「本当に呼ぶとは思わなかったし」


はぁ?威圧的に呼べって言ったのは、あなたでしょ!!


「・・・・・・」



「ありがとう」



そう言って私の方をちらっと見た顔は、照れくさそうだった。


「いいえ・・・・・・」



佐々木先生の照れた顔に私までも顔が熱くなった。


なぜこの人は、私をこんなにも惑わすの・・・・・・。


心臓が無駄に働かせてしまった。


あぁ、早死にしそう。



私が落ち着こうと窓の外を見た時、私のスマホの着信音が鳴った。


「あっ、母からだ・・・」



しまった、遅くなるの言ってなかったし。



「もしもし」


『睦美?』


「お母さん、ごめん。急に食事に行くことになって」


『そうなのね。それならよかったわ』


「ごめんね、もう帰るから」


『いいのよ。ゆっくりしてきたらいいのよ』




そう言い、電話を切るとすぐに瞬さんは

「ごめん、俺時間見てなかった。もう23時やし」

と謝ってくれた。


「いつの間にそんな時間になってたんやろう」



その私の言葉に彼は嬉しそうに「よかった」と言ったが、私にはその言葉の意味が分からず、頭の上に「???」を並べていたのを気付いたのか、説明をしてくれた。
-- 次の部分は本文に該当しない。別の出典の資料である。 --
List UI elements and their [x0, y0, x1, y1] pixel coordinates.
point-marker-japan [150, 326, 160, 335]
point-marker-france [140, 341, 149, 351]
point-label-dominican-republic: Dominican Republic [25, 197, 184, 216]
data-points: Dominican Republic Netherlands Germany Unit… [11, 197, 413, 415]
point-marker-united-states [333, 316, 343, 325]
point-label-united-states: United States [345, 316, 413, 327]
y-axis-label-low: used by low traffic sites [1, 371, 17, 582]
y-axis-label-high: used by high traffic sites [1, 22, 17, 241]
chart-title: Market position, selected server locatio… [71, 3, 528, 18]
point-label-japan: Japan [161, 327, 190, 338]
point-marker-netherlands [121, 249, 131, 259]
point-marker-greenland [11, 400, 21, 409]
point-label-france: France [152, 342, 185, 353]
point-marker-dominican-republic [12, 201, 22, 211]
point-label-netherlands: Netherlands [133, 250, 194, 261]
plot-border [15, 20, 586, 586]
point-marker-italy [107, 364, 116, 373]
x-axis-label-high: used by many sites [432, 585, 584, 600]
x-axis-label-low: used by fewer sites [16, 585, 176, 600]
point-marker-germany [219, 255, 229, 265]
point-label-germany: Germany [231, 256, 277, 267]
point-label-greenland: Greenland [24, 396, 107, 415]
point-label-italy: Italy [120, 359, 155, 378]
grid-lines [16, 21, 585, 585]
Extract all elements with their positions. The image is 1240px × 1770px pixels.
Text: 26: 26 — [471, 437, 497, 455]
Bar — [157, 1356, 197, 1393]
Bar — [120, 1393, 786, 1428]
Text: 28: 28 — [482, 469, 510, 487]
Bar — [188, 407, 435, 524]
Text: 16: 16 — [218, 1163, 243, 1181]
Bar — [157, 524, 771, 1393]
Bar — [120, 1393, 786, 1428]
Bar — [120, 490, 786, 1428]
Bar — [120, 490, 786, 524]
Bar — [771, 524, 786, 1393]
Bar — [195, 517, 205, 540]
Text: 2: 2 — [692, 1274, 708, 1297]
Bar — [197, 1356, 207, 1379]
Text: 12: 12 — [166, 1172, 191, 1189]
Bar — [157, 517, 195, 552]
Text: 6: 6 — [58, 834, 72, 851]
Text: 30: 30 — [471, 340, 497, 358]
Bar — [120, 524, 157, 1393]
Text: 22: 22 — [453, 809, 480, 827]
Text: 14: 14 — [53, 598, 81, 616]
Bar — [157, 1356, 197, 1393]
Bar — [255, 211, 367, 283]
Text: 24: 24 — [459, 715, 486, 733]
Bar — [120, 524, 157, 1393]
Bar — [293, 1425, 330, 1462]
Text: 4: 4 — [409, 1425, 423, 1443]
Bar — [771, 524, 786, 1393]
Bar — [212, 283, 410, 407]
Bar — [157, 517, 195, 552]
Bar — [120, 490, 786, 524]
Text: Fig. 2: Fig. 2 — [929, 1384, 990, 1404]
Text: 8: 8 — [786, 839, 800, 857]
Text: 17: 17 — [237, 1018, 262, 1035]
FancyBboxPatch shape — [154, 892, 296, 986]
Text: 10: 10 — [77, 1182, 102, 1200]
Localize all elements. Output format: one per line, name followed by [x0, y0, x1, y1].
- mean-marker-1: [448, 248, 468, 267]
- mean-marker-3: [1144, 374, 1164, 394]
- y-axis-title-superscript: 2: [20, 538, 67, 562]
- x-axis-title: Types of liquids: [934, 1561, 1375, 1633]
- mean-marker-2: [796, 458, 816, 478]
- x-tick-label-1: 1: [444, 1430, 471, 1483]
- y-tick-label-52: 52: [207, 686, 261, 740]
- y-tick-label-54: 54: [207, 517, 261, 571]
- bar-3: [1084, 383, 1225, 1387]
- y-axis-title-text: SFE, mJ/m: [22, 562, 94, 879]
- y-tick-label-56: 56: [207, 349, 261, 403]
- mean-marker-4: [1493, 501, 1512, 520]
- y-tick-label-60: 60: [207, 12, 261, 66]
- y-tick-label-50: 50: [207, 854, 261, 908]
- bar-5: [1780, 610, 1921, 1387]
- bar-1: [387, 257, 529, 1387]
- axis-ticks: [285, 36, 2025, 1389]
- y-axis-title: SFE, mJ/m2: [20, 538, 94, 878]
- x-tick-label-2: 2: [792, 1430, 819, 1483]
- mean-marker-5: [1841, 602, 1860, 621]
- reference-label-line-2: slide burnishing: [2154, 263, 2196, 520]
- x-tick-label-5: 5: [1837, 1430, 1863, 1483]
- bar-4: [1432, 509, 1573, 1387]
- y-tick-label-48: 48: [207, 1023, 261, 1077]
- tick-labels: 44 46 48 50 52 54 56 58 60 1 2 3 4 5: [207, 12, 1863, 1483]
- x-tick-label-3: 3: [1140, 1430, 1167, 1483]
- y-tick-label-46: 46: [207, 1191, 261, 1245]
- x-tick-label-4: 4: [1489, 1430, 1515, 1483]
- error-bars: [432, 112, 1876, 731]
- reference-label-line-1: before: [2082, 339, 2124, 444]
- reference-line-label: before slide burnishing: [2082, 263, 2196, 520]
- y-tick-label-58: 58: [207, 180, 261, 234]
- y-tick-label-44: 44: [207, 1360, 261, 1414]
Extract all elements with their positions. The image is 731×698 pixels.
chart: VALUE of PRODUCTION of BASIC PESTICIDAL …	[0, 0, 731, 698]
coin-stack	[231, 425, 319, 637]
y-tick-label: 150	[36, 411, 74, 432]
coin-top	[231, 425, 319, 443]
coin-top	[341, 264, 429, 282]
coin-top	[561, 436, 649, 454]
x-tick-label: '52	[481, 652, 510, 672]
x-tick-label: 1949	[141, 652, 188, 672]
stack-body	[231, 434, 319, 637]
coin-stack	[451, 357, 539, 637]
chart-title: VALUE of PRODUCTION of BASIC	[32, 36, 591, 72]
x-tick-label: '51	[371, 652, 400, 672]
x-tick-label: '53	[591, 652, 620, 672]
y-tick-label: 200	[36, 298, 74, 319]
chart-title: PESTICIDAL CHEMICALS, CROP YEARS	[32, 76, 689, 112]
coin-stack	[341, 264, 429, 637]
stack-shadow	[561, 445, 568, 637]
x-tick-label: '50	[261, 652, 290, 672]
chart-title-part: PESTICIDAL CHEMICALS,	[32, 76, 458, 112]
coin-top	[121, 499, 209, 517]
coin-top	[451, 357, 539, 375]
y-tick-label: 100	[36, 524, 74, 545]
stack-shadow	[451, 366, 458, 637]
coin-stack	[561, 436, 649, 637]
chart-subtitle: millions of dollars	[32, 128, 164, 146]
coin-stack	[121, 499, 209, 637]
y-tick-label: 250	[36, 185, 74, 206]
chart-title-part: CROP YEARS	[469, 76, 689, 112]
「つまらなかったら、時間が過ぎるの遅く感じるやん?でも、いつの間にかってことはつまらなくはなかったってことかな?」


確かにつまらなくはなかったけど、それ以上に動揺ばかりさせられていたから、時間が過ぎるのを早く感じたのだろう・・・。



「・・・・・・よくわからないです」


そう、私の今の気持ちも、彼への気持ちも「よくわからない」これがぴったり当てはまる。



「そう、じゃぁ、家まで送るよ」


「はい」


ごめんなさい。


「よくわからない」なんて言って・・・。


上手く自分の気持ちを表現できなかったことが、とても申し訳なく感じていた。


「なぁ、俺、お前のお父さんに殴られるかな?」



佐々木先生の顔は、言葉に反して、少し笑みが零れているように見えた。



「殴られる?」



「あぁ、嫁入り前の娘さんをこんな遅くまで連れまわした悪い男だからね、俺は」



「ふふふ・・・・・・大丈夫ですよ。父が怒るところなんて見たことないから」


「ならよかった」



よかったとか言いながら、元から大して心配していないのが表情でわかった。


そして、これから起こることを私は予想もできなかった。